Belgique La Dernière Heure dit en savoir un peu plus sur la troisième personne présente hier soir dans l'appartement de la rue de la Colline à Verviers. Agé de 25 ans, le jeune homme s'appellerait Marouane E.

Selon nos confrères, il a été placé sous mandat d'arrêt par la juge d'instruction 'terrorisme' Isabelle Panou. A sa charge, cinq chefs d'accusation : participation à une association terroriste comme auteur ou co-auteur, détention d'explosifs dans l'intention de commettre un attentat criminel, détention d'armes prohibées, détention d'armes à feu ainsi que rébellion avec concert préalable et menaces. 

Marouane E. nierait totalement les faits. Inconnu des autorités judiciaires, Marouane affiche un casier judiciaire vierge. Il réfuterait également être allé en Syrie. 

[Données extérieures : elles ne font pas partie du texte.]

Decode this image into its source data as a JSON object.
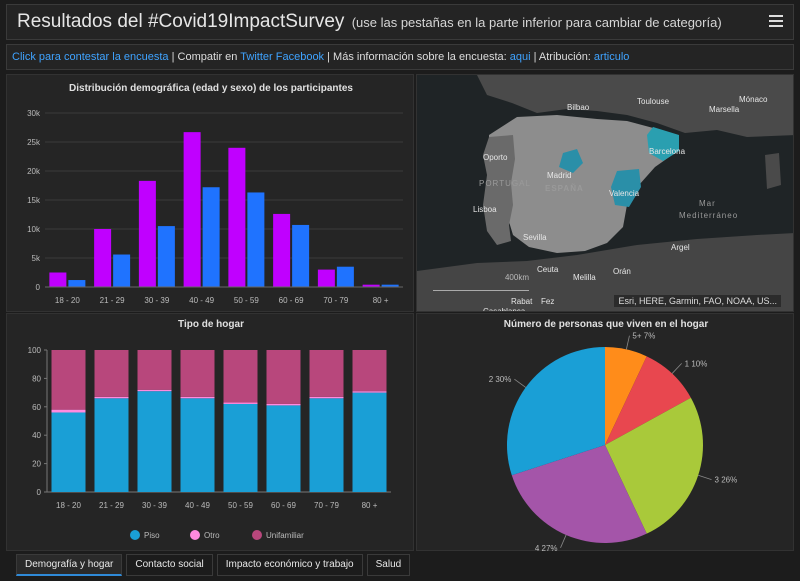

Selon la DH, Marouane, comme ses deux complices tués, était sur écoute jusque dans les dernières secondes avant l'intervention. Ce sont ces écoutes qui ont décidé la police à intervenir

Dans l'appartement verviétois, les policiers auraient retrouvé des documents permettant de faire le lien entre les trois jihadistes et les lettres de menaces reçues par les quatre libraires jettois. Il ne s'agissait donc apparemment pas de menaces en l'air. 

Par ailleurs, toujours sur base des écoutes téléphoniques et des documents retrouvés sur place, il semblerait que les terroristes visaient le palais de justice de la place Poelaert via, notamment, un attentat à l'explosif. L'enlèvement d'un haut magistrat n'est toujours pas confirmée à ce stade de l'enquête.

La famille de Maroune E. vit en région bruxelloise, ce qui explique les perquisitions en région bruxelloise. Sa mère et ses frères auraient été interpellés hier soir. A cette heure de la journée, ils auraient été relâchés.